Portable Music Players
Lightweight, portable radios, compact disc players, and digital music players are popular walking companions. They come in a variety of sizes and styles, from those that attach to your belt to those that are incorporated into headsets.
Some headphones are even built into earmuffs -- a handy innovation in the winter.
Remember, for the sake of safety, it's a good idea to keep the volume control at a sensible level. If you're blasting the music, you may not hear danger signals around you, such as approaching cars or cyclists or barking dogs.
Even if you're not going on a day-long hike, you may still need to carry a few things -- money, keys, identification -- as you walk. One popular way to do so is to use a "fanny pack."
A fanny pack is a specially made belt with a zippered pouch. The belt can be adjusted so that the pouch area rests in front or in back -- whichever is most comfortable. (If you will be walking in a crowded area, you'll probably want the pouch facing forward for safety's sake.)
Some manufacturers even make socks and shoes that come with tiny, sealable pouches for keys, change, and identification.
Special packs are also available for carrying infants while you walk. These packs feature a collar to support the baby's head, as well as an inner pouch to position the infant securely.
Newborns, who need more support, are more secure when carried on the chest. The same pack can later be adjusted to carry the older infant on your back.

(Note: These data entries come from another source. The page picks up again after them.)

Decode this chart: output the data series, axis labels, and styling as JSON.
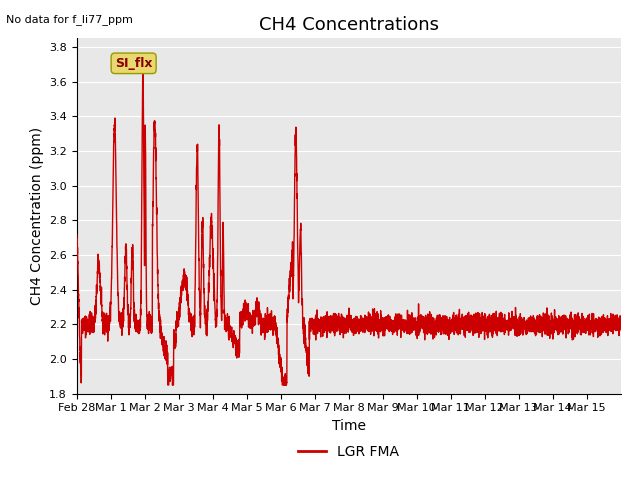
{
  "title": "CH4 Concentrations",
  "top_left_text": "No data for f_li77_ppm",
  "ylabel": "CH4 Concentration (ppm)",
  "xlabel": "Time",
  "ylim": [
    1.8,
    3.85
  ],
  "line_color": "#cc0000",
  "line_width": 1.0,
  "legend_label": "LGR FMA",
  "legend_line_color": "#cc0000",
  "bg_color": "#e8e8e8",
  "fig_bg_color": "#ffffff",
  "grid_color": "#ffffff",
  "si_flx_box_color": "#e8d870",
  "si_flx_text_color": "#8b0000",
  "tick_labels": [
    "Feb 28",
    "Mar 1",
    "Mar 2",
    "Mar 3",
    "Mar 4",
    "Mar 5",
    "Mar 6",
    "Mar 7",
    "Mar 8",
    "Mar 9",
    "Mar 10",
    "Mar 11",
    "Mar 12",
    "Mar 13",
    "Mar 14",
    "Mar 15"
  ],
  "yticks": [
    1.8,
    2.0,
    2.2,
    2.4,
    2.6,
    2.8,
    3.0,
    3.2,
    3.4,
    3.6,
    3.8
  ],
  "title_fontsize": 13,
  "label_fontsize": 10,
  "tick_fontsize": 8
}
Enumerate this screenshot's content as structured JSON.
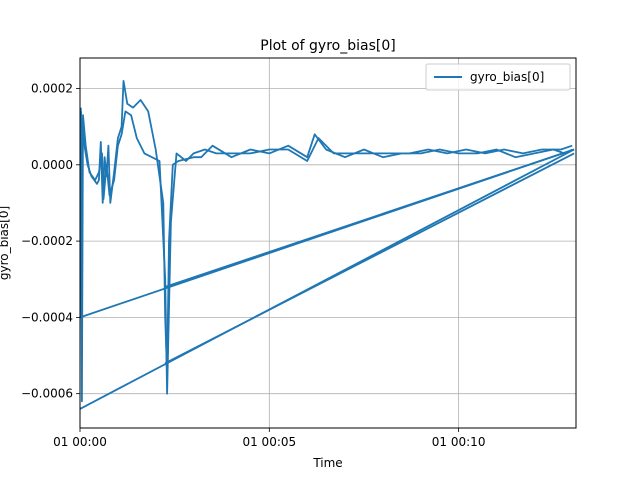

A wide variety of portable containers are on the market for carrying liquids during walks, from disposable lightweight plastic water bottles to high-tech insulated thermoses and wearable water bags that come with thin hoses for hands-free drinking as you walk.
Some models feature an insulated carrier that keeps the contents cool on hot days and warm on cold days. Others have a dual function. They come equipped with a handle so that you can use the filled container as a hand-held weight.
Reflective gear is important for your safety when you walk at night, particularly if you are walking along a road in an area with no streetlights or sidewalks.
When a car's lights hit the reflective gear, you become visible at a much greater distance than you would be if you wore nonreflective white or light-colored garments. Reflective gear does not guarantee safety, however, so you'll still need to stay alert and face the traffic as you walk.
Reflective material is incorporated into many garments, including vests, headbands, belts, sashes, and leg bands. You can also purchase reflective safety trim that can be sewn, taped, or ironed onto your walking outfit. Ideally, the reflective gear should be worn on the chest, arms, waist, legs, and ankles.
It's especially important to wear reflective material on your legs and ankles, because much of the light from headlights is directed toward the ground. And because these body parts are moving, they are more likely to attract the driver's attention.